No era la víspera de Santa Mercedes ni él era un Martín envuelto en un romance de buenos tiempos, por lo que no era de esperar que pudiese haber visto a la niña Mercedes, desnuda o vestida. Pero era de todos modos una extraña sorpresa, no del todo ajena a su estado de ánimo, ver el hermoso semblante de doña Leticia Orozco iluminado por la luna.
– ¿Es usted, Martín? -preguntó ella.
– Sí, señora, soy yo…
– ¿Busca a alguien?
– No, señora. Pasaba no más… Un corto paseo de guardia antes de que empiece el baile.
– ¿Necesita algo? Voy a cerrar la casa antes de volver al hospital…
– No, gracias.
Sintió deseos de preguntarle por Mercedes, pero no se atrevió.
– ¿Cómo va su pierna?
– Bastante bien. Gracias a usted…
– Y a Mercedes… -dijo ella.
– Por supuesto… ¿Cómo está la niña?
– Muy cansada, pobrecita. Pero ha sabido desenvolverse, aprende rápido y tiene coraje. El doctor Mongrell es un buen maestro… Tal vez algún día sea enfermera y encuentre a un buen hombre.
Martín Zamora se quedó pálido bajo la luna.

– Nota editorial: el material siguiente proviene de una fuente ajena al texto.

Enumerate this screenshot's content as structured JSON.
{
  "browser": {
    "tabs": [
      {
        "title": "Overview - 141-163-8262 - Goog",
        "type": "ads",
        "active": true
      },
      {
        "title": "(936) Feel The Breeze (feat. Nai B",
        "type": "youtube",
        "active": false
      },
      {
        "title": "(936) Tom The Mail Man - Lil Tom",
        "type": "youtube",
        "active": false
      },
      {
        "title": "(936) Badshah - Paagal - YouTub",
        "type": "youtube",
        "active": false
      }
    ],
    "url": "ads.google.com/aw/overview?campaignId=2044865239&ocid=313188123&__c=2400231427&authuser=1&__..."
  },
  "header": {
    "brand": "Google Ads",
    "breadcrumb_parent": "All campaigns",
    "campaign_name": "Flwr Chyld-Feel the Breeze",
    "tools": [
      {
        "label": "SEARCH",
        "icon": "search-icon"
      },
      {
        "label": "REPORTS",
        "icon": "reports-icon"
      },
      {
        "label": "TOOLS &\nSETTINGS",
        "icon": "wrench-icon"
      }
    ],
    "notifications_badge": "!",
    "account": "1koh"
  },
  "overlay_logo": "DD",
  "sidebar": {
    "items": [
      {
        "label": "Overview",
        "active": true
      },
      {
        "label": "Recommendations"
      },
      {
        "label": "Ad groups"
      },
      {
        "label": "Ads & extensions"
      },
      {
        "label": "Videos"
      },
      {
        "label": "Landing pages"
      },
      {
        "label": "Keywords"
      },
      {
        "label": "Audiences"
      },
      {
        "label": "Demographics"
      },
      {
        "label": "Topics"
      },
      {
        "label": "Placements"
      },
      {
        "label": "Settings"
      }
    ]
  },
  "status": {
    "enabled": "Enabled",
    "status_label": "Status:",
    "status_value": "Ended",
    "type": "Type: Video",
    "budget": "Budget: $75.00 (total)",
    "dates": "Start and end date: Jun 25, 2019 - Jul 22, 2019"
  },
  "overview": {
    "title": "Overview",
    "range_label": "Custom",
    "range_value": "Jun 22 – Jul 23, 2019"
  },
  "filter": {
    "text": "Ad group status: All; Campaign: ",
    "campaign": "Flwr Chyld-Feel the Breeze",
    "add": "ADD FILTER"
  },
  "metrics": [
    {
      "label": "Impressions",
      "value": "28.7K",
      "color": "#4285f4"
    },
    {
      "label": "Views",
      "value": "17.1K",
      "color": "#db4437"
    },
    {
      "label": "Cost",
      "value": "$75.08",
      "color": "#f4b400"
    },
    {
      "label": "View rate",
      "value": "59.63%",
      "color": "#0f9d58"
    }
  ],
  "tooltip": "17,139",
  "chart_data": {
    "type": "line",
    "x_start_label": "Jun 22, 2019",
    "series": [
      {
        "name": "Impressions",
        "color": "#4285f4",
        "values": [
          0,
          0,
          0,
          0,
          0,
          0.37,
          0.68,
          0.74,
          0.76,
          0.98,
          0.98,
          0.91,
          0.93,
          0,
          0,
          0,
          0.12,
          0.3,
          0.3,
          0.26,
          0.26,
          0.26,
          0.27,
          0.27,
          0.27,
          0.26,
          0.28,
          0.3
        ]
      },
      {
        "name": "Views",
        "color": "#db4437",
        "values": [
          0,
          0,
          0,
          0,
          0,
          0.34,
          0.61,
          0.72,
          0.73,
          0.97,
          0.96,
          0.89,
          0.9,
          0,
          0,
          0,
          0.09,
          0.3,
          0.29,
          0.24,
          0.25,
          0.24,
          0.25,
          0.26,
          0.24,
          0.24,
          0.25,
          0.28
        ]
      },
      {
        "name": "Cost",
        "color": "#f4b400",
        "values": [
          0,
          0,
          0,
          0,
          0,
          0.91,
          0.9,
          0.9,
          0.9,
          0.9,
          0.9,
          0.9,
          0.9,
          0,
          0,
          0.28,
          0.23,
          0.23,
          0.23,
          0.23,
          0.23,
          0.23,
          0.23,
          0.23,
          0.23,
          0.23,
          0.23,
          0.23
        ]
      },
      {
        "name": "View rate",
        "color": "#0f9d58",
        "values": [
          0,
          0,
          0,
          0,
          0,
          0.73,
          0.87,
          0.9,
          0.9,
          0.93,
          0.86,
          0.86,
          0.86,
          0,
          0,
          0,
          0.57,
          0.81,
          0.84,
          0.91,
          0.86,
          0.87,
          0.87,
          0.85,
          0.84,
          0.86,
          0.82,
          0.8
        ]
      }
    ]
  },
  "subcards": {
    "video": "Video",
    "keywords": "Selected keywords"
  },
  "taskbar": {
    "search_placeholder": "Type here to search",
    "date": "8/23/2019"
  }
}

– Mire, doña Leticia -se atrevió de pronto Martín Zamora-, confío en que algún día, si sobrevivo, nos comprenderemos mejor. Se me ocurre que usted no me tiene mucha simpatía a pesar de haber sido tan generosa conmigo. Pero, si pregunta por ahí, le dirán que no soy un mal hombre. Y confío en progresar más de lo que imagina si la Virgen lo permite.

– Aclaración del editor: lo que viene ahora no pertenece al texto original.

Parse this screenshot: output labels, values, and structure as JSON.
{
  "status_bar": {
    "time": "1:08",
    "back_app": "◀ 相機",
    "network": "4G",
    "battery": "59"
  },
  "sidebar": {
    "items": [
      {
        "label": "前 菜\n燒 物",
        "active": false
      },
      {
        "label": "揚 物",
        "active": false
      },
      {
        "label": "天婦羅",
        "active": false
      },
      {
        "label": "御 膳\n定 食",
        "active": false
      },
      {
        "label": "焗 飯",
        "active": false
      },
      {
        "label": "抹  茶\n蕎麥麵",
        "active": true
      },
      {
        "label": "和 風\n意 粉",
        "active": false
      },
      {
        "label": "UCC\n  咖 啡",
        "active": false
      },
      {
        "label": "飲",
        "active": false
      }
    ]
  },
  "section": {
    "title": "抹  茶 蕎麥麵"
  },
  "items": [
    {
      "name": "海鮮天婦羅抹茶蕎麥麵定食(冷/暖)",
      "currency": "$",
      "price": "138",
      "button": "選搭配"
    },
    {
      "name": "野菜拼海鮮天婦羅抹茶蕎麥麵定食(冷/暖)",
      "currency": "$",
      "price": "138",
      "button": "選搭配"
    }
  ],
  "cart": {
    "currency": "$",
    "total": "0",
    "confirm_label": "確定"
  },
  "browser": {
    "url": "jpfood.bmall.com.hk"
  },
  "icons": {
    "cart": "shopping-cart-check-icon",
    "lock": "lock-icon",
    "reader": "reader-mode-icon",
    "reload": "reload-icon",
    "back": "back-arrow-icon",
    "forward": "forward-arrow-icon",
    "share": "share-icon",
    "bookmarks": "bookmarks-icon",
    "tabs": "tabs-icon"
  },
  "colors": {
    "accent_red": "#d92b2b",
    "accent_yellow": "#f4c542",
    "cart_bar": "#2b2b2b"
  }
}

– Bien dicho, Martín. Le deseo mucha suerte… -dijo ella con sinceridad.
Luego, con el mismo chirrido con que la había abierto, la mujer cerró lentamente la ventana.
Antes de emprender el regreso a su puesto, Martín Zamora esperó unos instantes más bajo los árboles blancos por si la niña Mercedes asomaba, pero no fue así.
31 de diciembre
Faltaba poco rato para el aliento del amanecer, cuando el inglés Raymond Harris entró por el hueco abierto en la pared del comedor a una casa de familia ubicada en la calle del Plata, a media cuadra de la plaza y a pocos metros del hospital de sangre. Allí estaban Martín Zamora y una docena de hombres del cuerpo de escolta del capitán Masanti, apostados tras las ventanas abiertas con los fusiles listos y los pequeños promontorios de municiones en el suelo.
Al fondo de la habitación a oscuras, detrás de un viejo piano blanco de señorita del que alguien dijo pertenecía al maestro Juan Deballi, el teniente Pascual Bailón improvisaba una polka aprendida de una institutriz polaca en la ciudad de Corrientes, por los tiempos en que sus padres todavía creían en el futuro musical del niño.
– Si les molesta, dejo… -resignó suspendiendo aparatosamente las manos sobre el teclado.